By the end of 2017, organizations already faced attackers who produced a flood of complex threat data much greater than they could handle with human-only teams. The addition of AI to automate and accelerate cyberattacks will offer a significant problem in 2018. But it is not a new problem—it is an escalation of the data-focused threat landscape we have already been contending with.
AI will only deliver one big game change in 2018— cybersecurity providers will begin to deploy their own AI-driven defenses as a standard service.
In 2018, at a base level, AI will give cybersecurity providers the power, speed, and precision they require to effectively handle the accelerating influx of threat data produced by modern cyberattacks. AI-driven systems will work much faster than any human could, and give cybersecurity experts the ability to contend with their massive volume of endlessly varied cyberattacks.

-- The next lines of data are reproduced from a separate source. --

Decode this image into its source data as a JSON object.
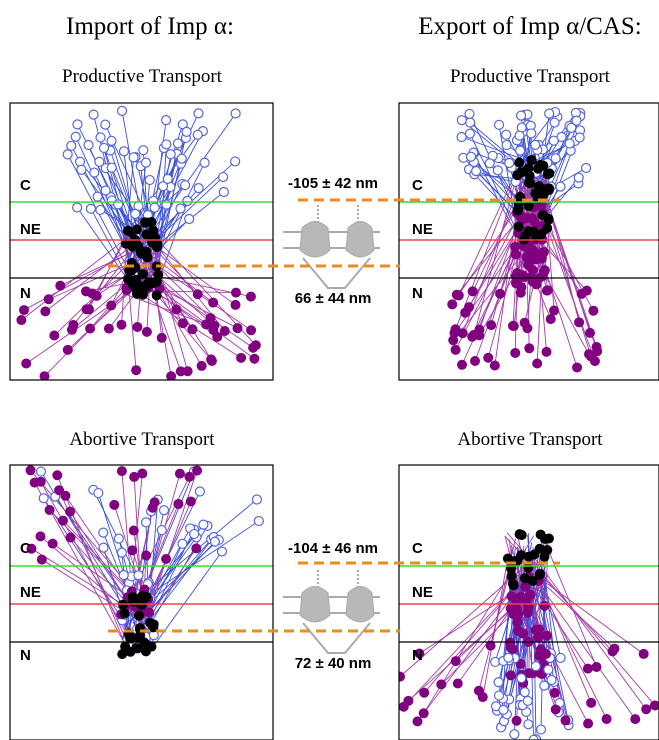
{
  "columns": [
    {
      "title": "Import of Imp α:",
      "panels": [
        {
          "title": "Productive Transport",
          "labels": [
            "C",
            "NE",
            "N"
          ]
        },
        {
          "title": "Abortive Transport",
          "labels": [
            "C",
            "NE",
            "N"
          ]
        }
      ]
    },
    {
      "title": "Export of Imp α/CAS:",
      "panels": [
        {
          "title": "Productive Transport",
          "labels": [
            "C",
            "NE",
            "N"
          ]
        },
        {
          "title": "Abortive Transport",
          "labels": [
            "C",
            "NE",
            "N"
          ]
        }
      ]
    }
  ],
  "measurements": [
    {
      "upper": "-105 ± 42 nm",
      "lower": "66 ± 44 nm"
    },
    {
      "upper": "-104 ± 46 nm",
      "lower": "72 ± 40 nm"
    }
  ]
}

AI will provide value throughout the entire IT stack, and enhance the entire spectrum of cyberdefense activities. It will assist cybersecurity teams as they perform error-free monitoring of the entire IT stack, collect and analyze security data from different data repositories, track various threats, calculate existing vulnerabilities, and triangulate existing breaches. In the event of a breach, the proper AI-driven system will offer intelligent recommendations for threat response, and allow cybersecurity teams to limit damage from a threat within minutes.
Properly deployed, AI will give organizations near-real-time detection to their attacks. And, when properly applied to threat anticipation, AI will provide pre-emptive detection of attacks, by informing organization about which new threats are likely to strike them, and giving organizations effective preventative capabilities for the first time in years.
These capabilities are already deployed by best-in-class modern cybersecurity providers. But as cybercriminals increasingly leverage their own AI to augment their attacks in 2018, these capabilities will be seen as increasingly necessary at every level.
2018 will likely be a year of transition for AI in cyberdefense. Many organizations are still using an MSSP, or have developed an internal SOC, which do not offer mature, end-to-end AI capabilities. But as more organizations adopt a Managed Detection and Response (MDR) service, AI will become a standard element of every effective security posture.
Organizations are waking to this need. Currently, 56% of organizations are actively deploying or investigating security as a service. That percentage will only increase in 2018, as AI continues to act as a major force in both cyberattacks and cybersecurity.